Technology

White Castle to put Flippy robots in 100 more restaurants

The burger chain is expanding its use of the automated fry cook in a big way after tests helped improve operations.
Flippy
Photograph courtesy of Miso Robotics

White Castle is bringing kitchen robots to 100 additional restaurants.

The 350-unit burger chain is doubling down on Miso Robotics' Flippy machines after more than a year of tests yielded better operations and staff productivity. It could be the largest adoption of such technology by a U.S. restaurant chain.

“Our partnership with Miso continues to lead the way on what’s next for back-of-house restaurant operations looking to empower team members with technology to better satisfy customers,” said White Castle COO Jeff Carper in a statement.

Flippy is a robotic arm mounted on a rail and powered by AI software. White Castle will be using the second-generation model known as Flippy 2 to work the fry station. The bot will fill fry baskets, cook the food and dump it off to be packaged and handed to the customer by human workers.

The system takes some less-desirable work off of employees' plates and allows them to focus on other things, particularly helping customers, White Castle said. It also improves food consistency.
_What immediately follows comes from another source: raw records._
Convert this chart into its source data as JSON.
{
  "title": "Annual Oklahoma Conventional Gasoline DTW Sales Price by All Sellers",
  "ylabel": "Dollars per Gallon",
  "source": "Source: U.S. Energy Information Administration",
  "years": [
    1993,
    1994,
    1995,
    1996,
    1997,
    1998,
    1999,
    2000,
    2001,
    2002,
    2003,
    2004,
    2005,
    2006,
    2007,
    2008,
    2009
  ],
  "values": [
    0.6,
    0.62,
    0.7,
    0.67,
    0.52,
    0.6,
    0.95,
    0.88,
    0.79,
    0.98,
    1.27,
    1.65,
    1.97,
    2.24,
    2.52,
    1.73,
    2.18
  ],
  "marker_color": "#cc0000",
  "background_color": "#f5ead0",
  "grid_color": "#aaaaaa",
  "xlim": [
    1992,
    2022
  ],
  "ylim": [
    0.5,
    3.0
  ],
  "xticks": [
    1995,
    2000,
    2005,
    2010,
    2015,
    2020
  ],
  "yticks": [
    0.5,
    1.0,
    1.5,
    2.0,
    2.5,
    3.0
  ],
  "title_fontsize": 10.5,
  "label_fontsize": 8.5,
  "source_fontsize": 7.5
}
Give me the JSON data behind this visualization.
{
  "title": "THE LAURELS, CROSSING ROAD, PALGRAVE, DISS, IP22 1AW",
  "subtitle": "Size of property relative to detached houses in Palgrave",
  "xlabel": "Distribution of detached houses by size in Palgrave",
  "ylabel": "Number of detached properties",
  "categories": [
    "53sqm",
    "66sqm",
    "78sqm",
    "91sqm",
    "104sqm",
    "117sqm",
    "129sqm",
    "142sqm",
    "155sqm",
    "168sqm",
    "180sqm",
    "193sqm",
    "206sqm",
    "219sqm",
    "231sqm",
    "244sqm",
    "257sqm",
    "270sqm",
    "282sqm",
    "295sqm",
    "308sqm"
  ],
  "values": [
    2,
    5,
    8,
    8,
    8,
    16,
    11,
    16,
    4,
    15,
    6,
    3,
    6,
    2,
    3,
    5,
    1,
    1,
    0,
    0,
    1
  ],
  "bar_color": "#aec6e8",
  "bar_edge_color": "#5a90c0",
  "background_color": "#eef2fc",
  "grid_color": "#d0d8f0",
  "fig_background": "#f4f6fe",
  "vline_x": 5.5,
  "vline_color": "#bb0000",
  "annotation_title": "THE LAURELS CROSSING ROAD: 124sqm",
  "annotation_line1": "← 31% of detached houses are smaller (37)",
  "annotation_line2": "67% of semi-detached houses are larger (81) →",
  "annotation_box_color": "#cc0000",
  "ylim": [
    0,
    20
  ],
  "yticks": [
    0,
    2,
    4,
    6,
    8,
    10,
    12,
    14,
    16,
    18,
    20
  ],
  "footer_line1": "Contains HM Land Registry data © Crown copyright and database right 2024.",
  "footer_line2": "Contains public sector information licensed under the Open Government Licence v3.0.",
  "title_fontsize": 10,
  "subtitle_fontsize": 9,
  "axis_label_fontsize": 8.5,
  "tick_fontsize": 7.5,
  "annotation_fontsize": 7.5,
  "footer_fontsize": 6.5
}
The rollout will happen region by region over the coming months and years.

White Castle became the first big restaurant chain to embrace Miso's robot when it began testing it in a single restaurant in September 2020. The pilot was not without its bumps, but Miso used feedback from White Castle to develop Flippy 2, which handles more tasks than its predecessor, including filling the fryer baskets itself. White Castle installed Flippy at 10 more restaurants in November.

The latest expansion comes as restaurants are looking to automate more tasks. They are hoping robots can help ease challenges in hiring and retaining human workers as well as keep costs down amid skyrocketing inflation.